By John Bates Clark
Critique by Punkerslut
In my search for more economic knowledge, I decided to read this work, by John Bates Clark. As it tends to be with older economic works, I find that most of them are objective, hardly taking the side of Communism, Socialism, or Capitalism. Merely, they address the dynamics of private interests within a free (or somewhat limited) system. The reason why so little research and theory has be posed into the results of a Communist economy can clearly be seen: there is only one private interest, that of the collective. However, when I read this work by Clark, not only did I find erroneous and obscure language. But I found that he mercilessly attacked Socialism, or at least I think so. Unlike many other works to attack the idea of collective economics, this one rather was based entirely on theory, if it may be called that. No evidence is presented. Rather, it's a long run of statements. More often than not, these statements are all backed up with nothing. They're just an assertion. A foundationless argument. Theory without evidence becomes a hypothesis, but Clark asserts it so strongly, that -- regardless if he ends up being right or wrong -- there is no doubt about the damage his reasoning faculties have received, in one way or another. Anyhow, with all that out of the way, I begin my critique of this work by John Bates Clark. I hope it is as enlightening as it is informing.
The Cause and Distribution of Wealth
When reading this remarks by Clark, and bearing a full head of knowledge on the statistics of the economy, one really does come to the following question: just how much is theorizing worth? One may come to believe that, though Clark is an "economist" (loosest definition of the word), he has no understanding of the facts of economics. His ideas are so alienating towards logic and evidence, that one may come to believe that he actually lives in another universe, where evidence demonstrates a very different outcome. The statements that Clark makes are as follows: (1) that Capitalism (or the natural working of economic law) gives to the producer what he creates; and (2) laborers are paid what they are worth.
To the first statement, I argue that it is an oblivious violation of observed evidence. As any person knows with a simple observation of the mechanics of society, the Capitalist class reserves for themselves a wealth that is beyond the imaginations of their workers. To this statement of Clark, one must examine the cost expenditure of Capitalists. Expenditure of the Merchant Wholesale on workers amounted to 53%, Retail Trade at 54%, Business Services at 59%, Health Services at 61%, and Legal Services at 60% (statistics count payroll and fringe benefits). [Source: Source: Business Expenses, 1997 Economic Census, Company Statistic Series, 1997, Issued December 2000, EC97CS-8, US CENSUS BUREAU, U.S. Department of Commerce, Economics and Statistics Administration, U.S. CENSUS BUREAU.] Roughly, half, or a little above half, of all the Capitalist spends goes directly into the pockets of the workers -- the rest goes towards the production of capital, in the form of factories, tools, materials, etc.. If it were true, then, that the profits of a Capitalist go straight to a worker, then that would mean that workers are paid 50% of the wealth they are created, understandably (the other half necessary to their livelihood).

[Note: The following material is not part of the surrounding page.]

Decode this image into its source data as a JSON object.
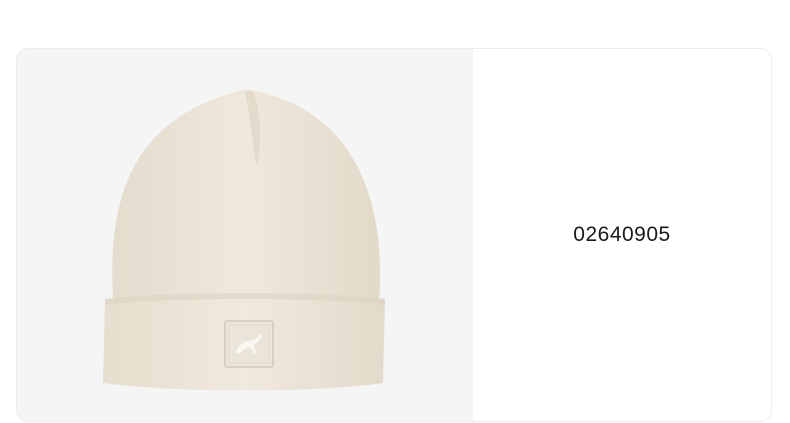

However, the mining industry paid its workers 12% of the wealth they created, the construction industry paid 20%, manufacturing industry paid 15%, transportation and public utilities paid 17%, wholesale trade industry paid 5%, retail trade industry paid 11%, and finance, insurance, and real estate industry paid 12%, services (taxable firms) paid 37%. [Source: U.S. Census Bureau, 1997 Economic Census, Comparative Statistics, Core Business Statistics Series, EC97X-C52, issued June 2000.] One must understand, though, that worker compensation accounts for over half of total expenditure. While 37% of finance, insurance, and real estate's expenditure goes towards workers, approximately 37% more goes towards other capital expenditure, amounting towards 74% expenditure with 26% profit. That is the lowest profit among these industries, as the retail trade industry spends a total of 22%, making a 78% profit. There are also factors to consider that may lower the amount actually spent on workers, or the expenditure on capital. CEOs and others who are obviously of the privileged class may sometimes be counted as on the payroll, when their pay check is several hundreds times higher than the individuals whose labor is responsible for all wealth.
The first assertion of Clark, that Capitalism gives to the laborer what he produces, is disproven, with little more than a slight investigatory look into the statistics of economy. The second assertion, that laborers are paid what they are worth, is demonstrated as false by the evidence I have hitherto presented above.
Before closing this critique, there are some extremely serious questions one might ask about the nature of understanding, knowledge, and information. As it can quite clearly be seen, Clark believed in a theory of economy that was in completely opposed to all observable phenomena. Worse yet, he wrote his opinions at the turn of the eighteenth century, a century after the ground-breaking economic work of The Wealth of Nations by Adam Smith. With the vast wealth of economic knowledge that should have been at his disposal, he seemed to ignore completely the conditions of the world in which he lived. Whatever the case may be, there is little doubt that his arguments were ill-founded, that his theory is simply incoherent with any rational understanding, and that the idea of Capitalism producing desirable effects is most depraved of reasoning.